This is probably my favorite String library - I use it everywhere. I could also use some of the divisi sections from LASS and get similar results. But having the sampled tools and having a real ensemble are two different things! There is nothing more sublime than a group of warm-bodied musicians who know exactly what they're doing.


----------



## TGV (Jan 26, 2017)

kmaster said:


> In your opinion, has he written anything more perfect than https://www.youtube.com/watch?v=4pO7_IxbDsU (this)?


#4 is fantastic (my first cd!), but the piano trios... they are amazing. And the very Brahmsian Psalm 42, written 30 years before the German Requiem. And his rediscovery of Bach!

Anyway, back to the 20 strings.

Edit: and then I forget to add the version for string orchestra of John Adams' Shaker Loops. Fantastic timbres.


----------



## NoamL (Jan 26, 2017)

These are all good string pieces but some of them require quite a large band. Like the Tallis Fantasia is for a _larger_ than normal string orchestra.

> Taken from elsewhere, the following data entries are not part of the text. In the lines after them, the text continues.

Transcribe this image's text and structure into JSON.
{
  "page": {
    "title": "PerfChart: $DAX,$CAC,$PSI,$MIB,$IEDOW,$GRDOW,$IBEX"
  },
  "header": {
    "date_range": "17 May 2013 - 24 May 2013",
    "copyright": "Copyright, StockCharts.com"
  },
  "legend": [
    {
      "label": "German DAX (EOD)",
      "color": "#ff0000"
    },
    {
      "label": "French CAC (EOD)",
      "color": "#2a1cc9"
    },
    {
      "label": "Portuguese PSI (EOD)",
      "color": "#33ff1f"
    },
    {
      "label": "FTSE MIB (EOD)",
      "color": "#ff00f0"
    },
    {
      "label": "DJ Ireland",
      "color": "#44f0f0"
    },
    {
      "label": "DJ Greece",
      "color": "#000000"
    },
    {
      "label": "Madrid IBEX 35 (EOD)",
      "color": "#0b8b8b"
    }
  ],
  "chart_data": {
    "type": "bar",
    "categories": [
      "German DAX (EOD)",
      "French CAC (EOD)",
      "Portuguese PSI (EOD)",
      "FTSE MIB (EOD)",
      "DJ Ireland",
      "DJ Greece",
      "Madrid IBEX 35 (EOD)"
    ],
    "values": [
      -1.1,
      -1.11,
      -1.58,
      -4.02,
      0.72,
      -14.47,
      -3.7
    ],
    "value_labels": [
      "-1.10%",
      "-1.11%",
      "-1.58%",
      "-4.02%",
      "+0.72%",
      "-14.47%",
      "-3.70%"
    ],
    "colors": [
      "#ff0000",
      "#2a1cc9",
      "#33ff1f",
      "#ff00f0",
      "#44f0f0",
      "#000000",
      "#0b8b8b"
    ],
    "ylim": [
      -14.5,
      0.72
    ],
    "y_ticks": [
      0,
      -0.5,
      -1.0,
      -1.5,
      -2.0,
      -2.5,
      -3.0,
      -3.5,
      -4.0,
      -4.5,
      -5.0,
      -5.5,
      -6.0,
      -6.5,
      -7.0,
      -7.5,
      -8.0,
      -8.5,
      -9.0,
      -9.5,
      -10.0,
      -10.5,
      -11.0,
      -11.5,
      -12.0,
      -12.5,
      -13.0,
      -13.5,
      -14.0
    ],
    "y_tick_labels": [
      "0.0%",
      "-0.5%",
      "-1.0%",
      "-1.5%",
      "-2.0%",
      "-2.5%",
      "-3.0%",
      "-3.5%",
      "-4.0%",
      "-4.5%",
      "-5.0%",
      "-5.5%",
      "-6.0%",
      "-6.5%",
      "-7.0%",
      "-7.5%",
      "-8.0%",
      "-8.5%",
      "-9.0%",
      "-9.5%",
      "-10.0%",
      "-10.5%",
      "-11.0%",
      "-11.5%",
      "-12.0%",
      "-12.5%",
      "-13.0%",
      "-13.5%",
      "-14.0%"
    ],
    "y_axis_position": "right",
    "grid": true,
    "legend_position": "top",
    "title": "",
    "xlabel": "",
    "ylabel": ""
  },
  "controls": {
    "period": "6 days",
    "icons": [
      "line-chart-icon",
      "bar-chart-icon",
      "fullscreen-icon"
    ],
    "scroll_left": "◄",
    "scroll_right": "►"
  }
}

The pieces that leap to mind for a small group are:

Elgar, Serenade in E Minor
Mendelssohn, the "Octet"
Strauss, Metamorphoses
Holst, St. Paul's Suite
Bach, Brandenburg Concertos - there's one where the strings have 10 parts, and it's often performed with just 1 or 2 players on a part making it a "Dectet."


----------



## Kent (Mar 16, 2017)

Thanks again to everybody who recommended pieces and posted links! They were all really helpful in figuring out what direction I should go in for this scoring session.

As an update to this thread, I have the audio of the "end result":

At the Gorge

Since this isn't really the sub-forum for critiquing member pieces, however, if you have anything to say (compliments or criticisms alike!) about the tune or the mix, please PM me! I'd love to hear from you.


----------



## JBW (Mar 17, 2017)

I may be late to the party...

A couple of my "top shelf" albums (ones that never seem to get put away or rotated):

The 60's "Barbirolli conducts English string music album" on EMI (has the Elgar Serenade and the Vaughan Williams Fantasias).
The 70's Strauss album played by Karajan/Berlin with Metamorphosen (and Tod & Verk. and Vier letzte Lieder) on DG.
These are about as good as it gets, for me! And that is saying a lot because I don't usually narrow down favorites quite this much.

Another good piece is the Dvorak Serenade for Strings (esp. the 2nd mvmt. waltz!). Although I don't have a recommended recording for this.

I heartily second the nod to those arrangements of Beethoven played by Tognetti & ACO. Those were a fun listen! Thanks for sharing!


----------